COS 125-2 - Leveraging functional diversity among grass lineages to enhance the representation ecological behavior in earth system models

Thursday, August 10, 2017: 8:20 AM
B118-119, Oregon Convention Center
Daniel Griffith1, Christopher J. Still2, Caroline E. R. Lehmann3, Jesse B. Nippert4, Erika J. Edwards5, T. Michael Anderson6, Stephanie Pau7, Mark Ungerer4, Fan Qiu4, Seton Bachle8, Elisabeth J. Forrestel9, Caroline Strömberg10, Lila Leatherman11, Lyla Taylor12, David Beerling12 and Colin P. Osborne13, (1)Forest Ecosystems and Society, Oregon State University, Corvallis, OR, (2)Department of Forest Ecosystems and Society, Oregon State University, Corvallis, OR, (3)University of Edinburgh, United Kingdom, (4)Division of Biology, Kansas State University, Manhattan, KS, (5)Ecology and Evolutionary Biology, Brown University, Providence, RI, (6)Biology, Wake Forest University, Winston Salem, NC, (7)Geography Department, Florida State University, Tallahassee, FL, (8)Biology, Kansas State University, (9)Ecology and Evolutionary Biology, Yale University, New Haven, CT, (10)Division of Biology, University of Washington, Seattle, WA, (11)Oregon State University, Corvallis, OR, (12)Department of Animal and Plant Sciences, University of Sheffield, Sheffield, United Kingdom, (13)University of Sheffield, United Kingdom

Process-based vegetation models often represent functional diversity in natural grasslands with two plant functional types (FPTs), based on key differences between grasses using the C3 or C4 photosynthetic pathways. C4 grasses dominate in (sub)tropical grasslands and savannas while C3 grasses dominate in temperate and cold climates. Grasslands and savannas cover some 40 % of the Earth’s terrestrial surface and dominance by C4 versus C3 grasses has major consequences for gross primary productivity and ecosystem structure and function. Recent global-scale studies highlight that functional trait variation within biomes arises from evolutionary histories that vary biogeographically, leading to species with differing ecological behavior.
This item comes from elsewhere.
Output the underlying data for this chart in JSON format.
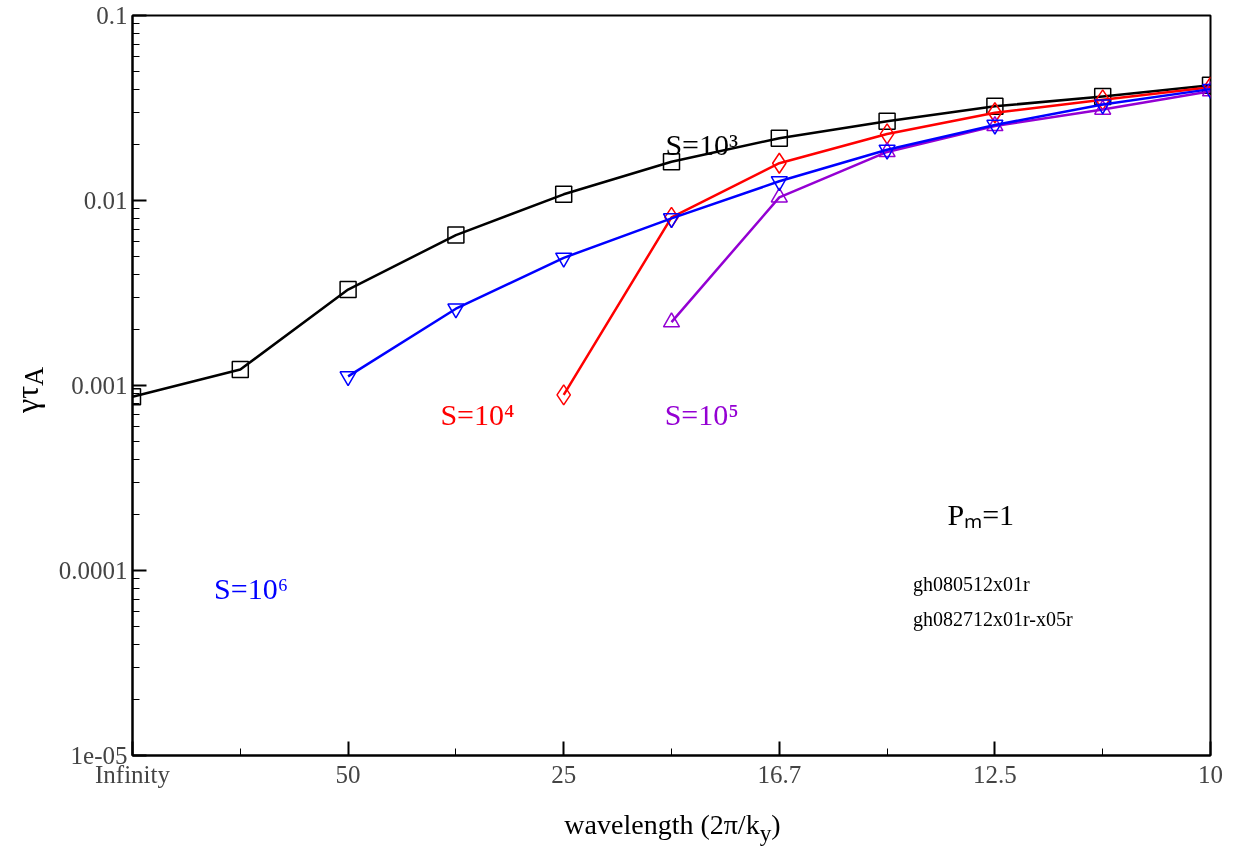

Only around 600 of the roughly 11,000 grass species are ecologically dominant and these species cluster phylogenetically into two C4 lineages and one C3 lineage. Beyond their photosynthetic types, these lineages have key differences such that they occupy different climates, and are unlikely to have a uniform response to future climate. We argue for greater consideration of evolutionary history due to the phylogenetic constraints on traits within lineages and where different lineages dominate in different regions. We assessed grass PFTs in a selection of three modern vegetation models by comparing fore/hind-casts of C4 grass distributions to vegetation plot data and isotope proxies. Then, we used a global dataset of grassland botanical records to delineate the distributions of each lineage. Finally, we developed a set of parameters, from the literature, describing the functional attributes of each grass lineage.


The global vegetation models compared in this study differed substantially in their predictions of C3 and C4 grass dominated vegetation as well as from the distribution of modern vegetation. We found that across a spectra of physiological, structural, biochemical, optical, as well as disturbance related (e.g., fire) and phenology related traits there was wide variation among lineages. Indeed, lineage explained more trait variation among grass species than did photosynthetic type categories. We relate the functional parameters of each lineage to their niche and found that the addition of functional variation among groups of species with shared evolutionary histories will be an important advance in Earth System modeling of grass-dominated biomes. We discuss these findings in the context of functional trait ecology and provide suggestions for implementing our approach in other PFTs and biomes.